Earthlings run for cover or celebrate, at ‘world’s end’

PARIS: Diehard doomsayers will be scurrying to the nearest shelter in fear of a Mayan prophecy of the world’s end today, but many more from Delhi to Sydney will ring in the date by partying like there’s no tomorrow.
One thing is certain: From off-the-shelf bunkers to “World’s End” menus or trips to esoteric hot spots, Dec. 21, singled out by the Mayan “Long Count” calendar as the end of a 5,000-year era, has spelled big business worldwide.
Across the Mayans’ ancestral homeland, a vast swathe of Central America including parts of Mexico, Belize, Guatemala, Honduras and El Salvador, “The End of the World As We Know It,” or TEOTWAWKI, has been a shot in the arm for tourism. Ancient Mayan sites will be buzzing with activity today, hosting ritual reenactments, conferences and sound-and-light shows — often against the backdrop of protests by indigenous groups who complain their culture is being hijacked.
But elsewhere around the globe there will be no shortage of shelters or shrines to host the fearful — or simply curious — crowds through the night. Apocalyptic-minded folk in Brazil can head to the village of Alto Paraiso, a place pulsating with “mystical energy,” as local lore would have it, that has been readying for the end for years.
An anti-Armageddon ceremony will take place on the Island of the Sun, in the middle of Bolivia’s Lake Titicaca, the highest in the world, where legend has it the founders of the Inca empire were born.
Or there is France’s apocalyptic spot of choice, the Pic de Bugarach in the foothills of the Pyrenees, though the site is cordoned off to keep out the hordes, and a local hotel will set you back 1,500 euros — payable in advance.
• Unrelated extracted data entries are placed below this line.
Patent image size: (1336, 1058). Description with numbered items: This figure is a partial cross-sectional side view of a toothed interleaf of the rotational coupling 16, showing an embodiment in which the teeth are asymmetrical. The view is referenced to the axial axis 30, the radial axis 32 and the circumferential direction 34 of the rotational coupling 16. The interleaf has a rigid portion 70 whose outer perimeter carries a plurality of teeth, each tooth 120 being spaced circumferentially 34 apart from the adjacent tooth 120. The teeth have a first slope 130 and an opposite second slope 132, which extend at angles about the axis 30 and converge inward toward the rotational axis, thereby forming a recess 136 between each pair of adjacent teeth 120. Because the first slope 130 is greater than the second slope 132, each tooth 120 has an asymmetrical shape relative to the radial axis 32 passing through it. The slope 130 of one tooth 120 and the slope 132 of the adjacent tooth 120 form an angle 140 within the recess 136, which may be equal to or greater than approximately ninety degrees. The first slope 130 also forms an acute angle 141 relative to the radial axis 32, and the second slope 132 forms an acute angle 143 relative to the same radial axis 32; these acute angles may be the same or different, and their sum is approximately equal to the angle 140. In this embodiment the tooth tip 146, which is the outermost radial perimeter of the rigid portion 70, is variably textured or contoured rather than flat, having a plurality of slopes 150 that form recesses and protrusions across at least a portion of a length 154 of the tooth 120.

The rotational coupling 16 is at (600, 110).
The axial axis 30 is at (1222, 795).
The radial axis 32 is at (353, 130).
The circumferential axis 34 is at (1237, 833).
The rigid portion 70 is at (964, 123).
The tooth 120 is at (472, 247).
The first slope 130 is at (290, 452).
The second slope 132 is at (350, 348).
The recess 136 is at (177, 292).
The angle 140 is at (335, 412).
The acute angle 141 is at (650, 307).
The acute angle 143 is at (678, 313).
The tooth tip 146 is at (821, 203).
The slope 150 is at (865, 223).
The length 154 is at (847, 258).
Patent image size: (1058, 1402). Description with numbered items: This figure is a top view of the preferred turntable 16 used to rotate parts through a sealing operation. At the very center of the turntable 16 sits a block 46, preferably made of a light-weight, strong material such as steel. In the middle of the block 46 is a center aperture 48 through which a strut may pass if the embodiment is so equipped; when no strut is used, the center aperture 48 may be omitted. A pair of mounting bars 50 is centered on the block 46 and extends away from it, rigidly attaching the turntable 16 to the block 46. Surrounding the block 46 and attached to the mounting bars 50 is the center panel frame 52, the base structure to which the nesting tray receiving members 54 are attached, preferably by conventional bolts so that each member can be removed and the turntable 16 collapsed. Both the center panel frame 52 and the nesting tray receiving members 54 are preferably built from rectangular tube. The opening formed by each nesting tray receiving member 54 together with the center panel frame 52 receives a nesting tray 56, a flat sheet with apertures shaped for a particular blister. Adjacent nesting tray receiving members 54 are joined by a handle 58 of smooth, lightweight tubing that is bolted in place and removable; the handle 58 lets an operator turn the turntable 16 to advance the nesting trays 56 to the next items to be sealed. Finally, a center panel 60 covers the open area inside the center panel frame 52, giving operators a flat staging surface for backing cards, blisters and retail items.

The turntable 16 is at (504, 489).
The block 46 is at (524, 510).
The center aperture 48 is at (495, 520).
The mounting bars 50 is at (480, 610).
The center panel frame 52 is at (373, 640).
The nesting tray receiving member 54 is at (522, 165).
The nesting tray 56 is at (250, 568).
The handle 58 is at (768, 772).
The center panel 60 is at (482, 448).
Short of a sacred site to weather the doomsday storm, there is always the man-made option of a good old bunker.
For 30,000 rubles ($970) per head, the wealthiest Muscovites can check into a Stalin-era communications bunker 65 meters underground, which is offering 300 people a 24-hour experience called “A chance to survive.”
In the United States, the growing ranks of “preppers” — who believe in planning for bad times, be it economic chaos or natural disasters — are more than ready for the end with everything from food stockpiles to pre-fabricated underground bunkers.
No-nonsense authorities in China have adopted a dim view of the Mayan prophesy, rounding up more than 400 members of a Christian group who have been publicizing the world’s end.
But elsewhere in Asia, the end of times will be the best of times, featuring a techno soundtrack and fine dining. “This is potentially the very last dance so you know you’ve got to be there!” reads one flyer for the Ssky Bar in New Delhi.
In Hong Kong, the Aqua restaurant is promising to pick up the tab for its HK$2,112.12 ($273) six-course meal if the apocalypse does appear.
South Korean social networks have been buzzing with a spoof “prophecy,” attributed to the 16th-century French seer Nostradamus, that ties “Gangnam Style” singer Psy to the Mayan apocalypse.
Ominously, believers note, the ever-climbing number of YouTube views for Psy’s “Gangnam Style” video, currently at nearly 972 million, stands to hit the billion mark around Dec. 21.